Another valuable tool for conducting an evidence-based search is the Advanced Search Builder, including the Search History feature. This allows you to view all the search strategies that have been run and their results. It also allows you to combine previous search queries using the Boolean operators with new search queries. PubMed may move a search statement number to the top of the History when it’s used again, so the search queries may appear to be out of numerical order. Note when combining searches, the terms do not need to be spelled out again. Instead of typing out tooth erosion OR tooth wear, just type the number of the search, e.g., #1 or #2. Please note, you MUST use the # sign before the actual number.
Figure 7a.
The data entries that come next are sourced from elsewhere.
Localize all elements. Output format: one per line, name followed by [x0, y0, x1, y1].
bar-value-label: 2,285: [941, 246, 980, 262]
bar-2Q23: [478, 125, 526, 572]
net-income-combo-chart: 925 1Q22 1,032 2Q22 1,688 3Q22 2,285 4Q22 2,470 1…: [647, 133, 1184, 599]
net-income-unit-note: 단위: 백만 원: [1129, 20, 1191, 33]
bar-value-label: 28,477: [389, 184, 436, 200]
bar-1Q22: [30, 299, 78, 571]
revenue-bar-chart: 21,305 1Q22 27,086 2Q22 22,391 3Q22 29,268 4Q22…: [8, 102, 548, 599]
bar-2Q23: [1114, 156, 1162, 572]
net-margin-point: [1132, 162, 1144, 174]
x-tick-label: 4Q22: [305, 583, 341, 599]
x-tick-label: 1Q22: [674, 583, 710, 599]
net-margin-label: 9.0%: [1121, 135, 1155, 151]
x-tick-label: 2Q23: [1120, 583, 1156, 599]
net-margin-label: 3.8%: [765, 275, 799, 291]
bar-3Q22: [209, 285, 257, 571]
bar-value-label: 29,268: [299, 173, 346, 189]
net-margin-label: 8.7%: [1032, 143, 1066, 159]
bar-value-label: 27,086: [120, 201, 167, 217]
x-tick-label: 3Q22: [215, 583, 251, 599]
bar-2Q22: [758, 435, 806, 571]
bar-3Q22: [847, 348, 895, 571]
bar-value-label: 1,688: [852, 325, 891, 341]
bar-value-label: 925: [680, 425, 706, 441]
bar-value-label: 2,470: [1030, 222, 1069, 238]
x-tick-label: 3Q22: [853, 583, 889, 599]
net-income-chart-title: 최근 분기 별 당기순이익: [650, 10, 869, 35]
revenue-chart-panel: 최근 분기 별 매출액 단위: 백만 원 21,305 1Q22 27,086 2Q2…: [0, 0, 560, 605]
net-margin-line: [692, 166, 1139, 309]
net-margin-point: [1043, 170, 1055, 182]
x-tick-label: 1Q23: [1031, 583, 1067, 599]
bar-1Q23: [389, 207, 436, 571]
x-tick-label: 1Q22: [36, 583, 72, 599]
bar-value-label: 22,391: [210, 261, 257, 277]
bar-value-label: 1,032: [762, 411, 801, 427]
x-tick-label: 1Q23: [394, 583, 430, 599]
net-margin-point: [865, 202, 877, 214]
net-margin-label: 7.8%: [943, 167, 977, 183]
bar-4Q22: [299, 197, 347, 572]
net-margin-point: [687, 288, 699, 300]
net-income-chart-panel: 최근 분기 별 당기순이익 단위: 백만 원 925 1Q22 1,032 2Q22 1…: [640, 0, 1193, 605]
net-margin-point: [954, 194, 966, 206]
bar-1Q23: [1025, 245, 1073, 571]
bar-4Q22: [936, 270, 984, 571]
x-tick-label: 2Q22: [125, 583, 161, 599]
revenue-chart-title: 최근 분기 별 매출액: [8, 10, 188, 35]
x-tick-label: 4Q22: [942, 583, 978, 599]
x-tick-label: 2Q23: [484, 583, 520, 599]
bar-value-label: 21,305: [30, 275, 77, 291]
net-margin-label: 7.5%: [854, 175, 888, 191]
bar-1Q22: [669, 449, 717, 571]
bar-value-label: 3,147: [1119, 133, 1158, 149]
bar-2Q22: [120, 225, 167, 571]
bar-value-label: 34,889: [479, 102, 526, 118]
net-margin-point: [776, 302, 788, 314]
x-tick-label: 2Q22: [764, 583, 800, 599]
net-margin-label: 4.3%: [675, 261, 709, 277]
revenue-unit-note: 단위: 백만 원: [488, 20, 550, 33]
Search History on Advanced Search Builder Page.
Using the Advanced Search Builder, you can see that the terms tooth erosion (#1) or erosive tooth wear (#2) were then combined (#3), which then was combined with stannous fluoride toothpaste (#4). This limited the number of citations found to 42 (#5). Next, a search for sodium fluoride and potassium nitrate toothpaste (#6) identified 33 citations. It then was combined with #3 to limit the findings to those related to tooth erosion/erosive tooth wear. The final step was combining searches #5 AND #7 to identify studies that included both types of fluoride toothpaste in relation to tooth erosion (#8). This resulted in retrieving 2 studies. By clicking on 2 under the column Items found, you can see the two studies (Figure 7b).
Figure 7b. Studies Identified Using Advanced Search Builder.
If neither of these studies answers Nathan’s question, then the search needs to be expanded by using broader or more generic terms as mentioned earlier.
As you can see from this search, terms were searched for individually prior to combining them. This allows the user to see exactly what results were obtained for each term. Combining terms prematurely can result in missing important citations.